Чтобы быть объективным, нельзя не сказать, что наша условная филема, где ранг таксонов определен лишь на современном срезе, не может вообще отразить сколько-нибудь доказательно границы во времени не только для родов, но и для видов (ведь мы не знаем вообще ни одного ископаемого образца из этой группы, кроме голоценовых определений Novosieversia из желудков животных, захороненных в вечной мерзлоте).
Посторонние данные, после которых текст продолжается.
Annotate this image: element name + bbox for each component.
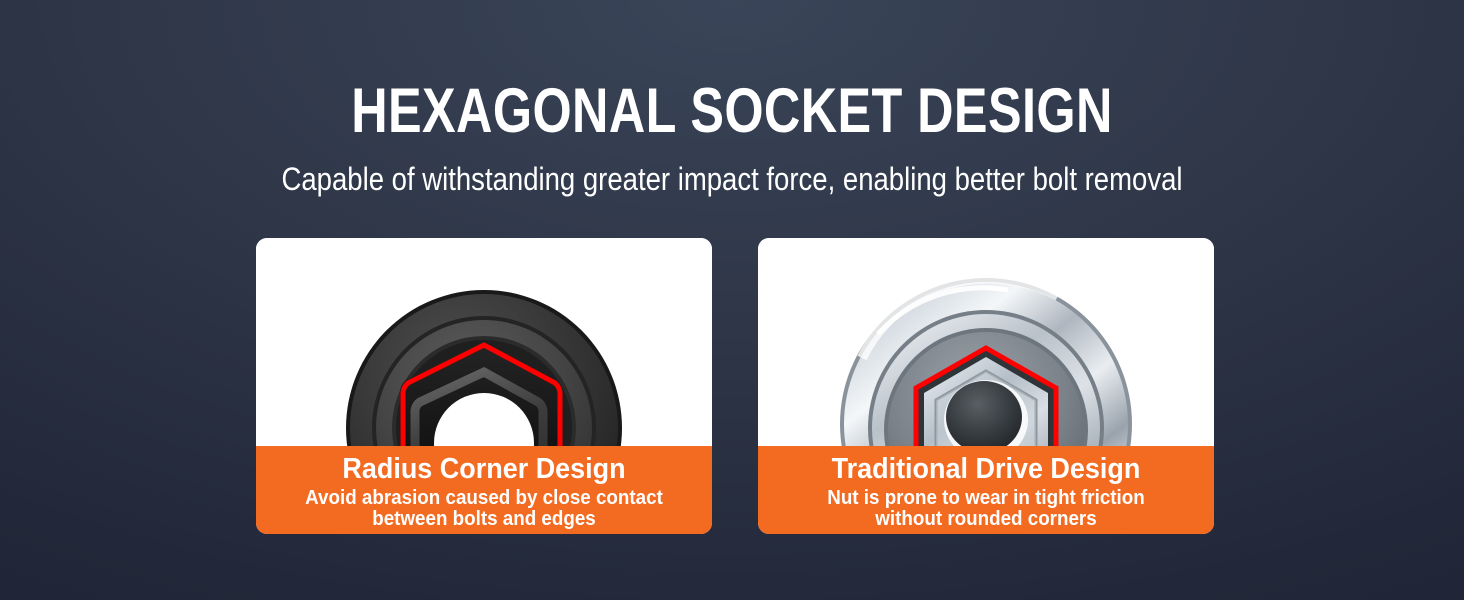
caption-description: Avoid abrasion caused by close contact b… [270,488,699,530]
card-traditional-drive: Traditional Drive Design Nut is prone to… [758,238,1214,534]
promo-banner: HEXAGONAL SOCKET DESIGN Capable of withs… [0,0,1464,600]
caption-radius-corner: Radius Corner Design Avoid abrasion caus… [256,446,712,534]
socket-photo-radius-corner [256,238,712,446]
caption-line-1: Avoid abrasion caused by close contact [270,488,699,509]
caption-title: Radius Corner Design [272,452,696,486]
chrome-socket-illustration [758,238,1214,446]
card-radius-corner: Radius Corner Design Avoid abrasion caus… [256,238,712,534]
socket-photo-traditional-drive [758,238,1214,446]
caption-title: Traditional Drive Design [774,452,1198,486]
caption-traditional-drive: Traditional Drive Design Nut is prone to… [758,446,1214,534]
caption-line-2: without rounded corners [772,509,1201,530]
page-title: HEXAGONAL SOCKET DESIGN [146,78,1317,144]
caption-line-1: Nut is prone to wear in tight friction [772,488,1201,509]
caption-line-2: between bolts and edges [270,509,699,530]
caption-description: Nut is prone to wear in tight friction w… [772,488,1201,530]
page-subtitle: Capable of withstanding greater impact f… [102,160,1361,198]
black-socket-illustration [256,238,712,446]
Эта филема-только гипотеза, основанная на наших представлениях о родстве современных видов, дополненных анализом эколого-географических характеристик этих видов, упорядоченных тоже гипотезой о развитии ареалов в прошлой среде их обитания в течение времени, когда мы обычно в других группах, где есть ископаемые формы, еще имеем возможность говорить о сходстве их с современными (т. е. до рубежа неогена и палеогена или, реже, — до грани олигоцена и палеоцена).

Представления же разных эволюционистов о родстве могут быть очень разными в зависимости от того, что они принимают за критерий родства. Или это сходство по признакам множественным, но «не взвешенным», или это сходство по признакам, которые считаются гомологическими (патристика), или, наконец, это сходство по признакам, которые общи только данным группам, но не их ближайшим родственникам (клади сти ка). Естественно, что эти различные подходы совершенно по-разному могут интерпретировать одну и ту же филему. И, несмотря на то, что термины «патристика» и «кладистика» появились относительно недавно, вновь и вновь приходится сказать, что эволюционисты-ботаники давно использовали и собственно «патристические», и собственно «кладистические» подходы в своих представлениях об эволюции тех или иных групп. На обсуждении существенных признаков и существенных различий, собственно, и строились системы многих родов и видов растений. А закон гомологических рядов признаков Н. И. Вавилова, как известно, дополняло его представление о «радикале», свойственном тем или иным видам (или родам).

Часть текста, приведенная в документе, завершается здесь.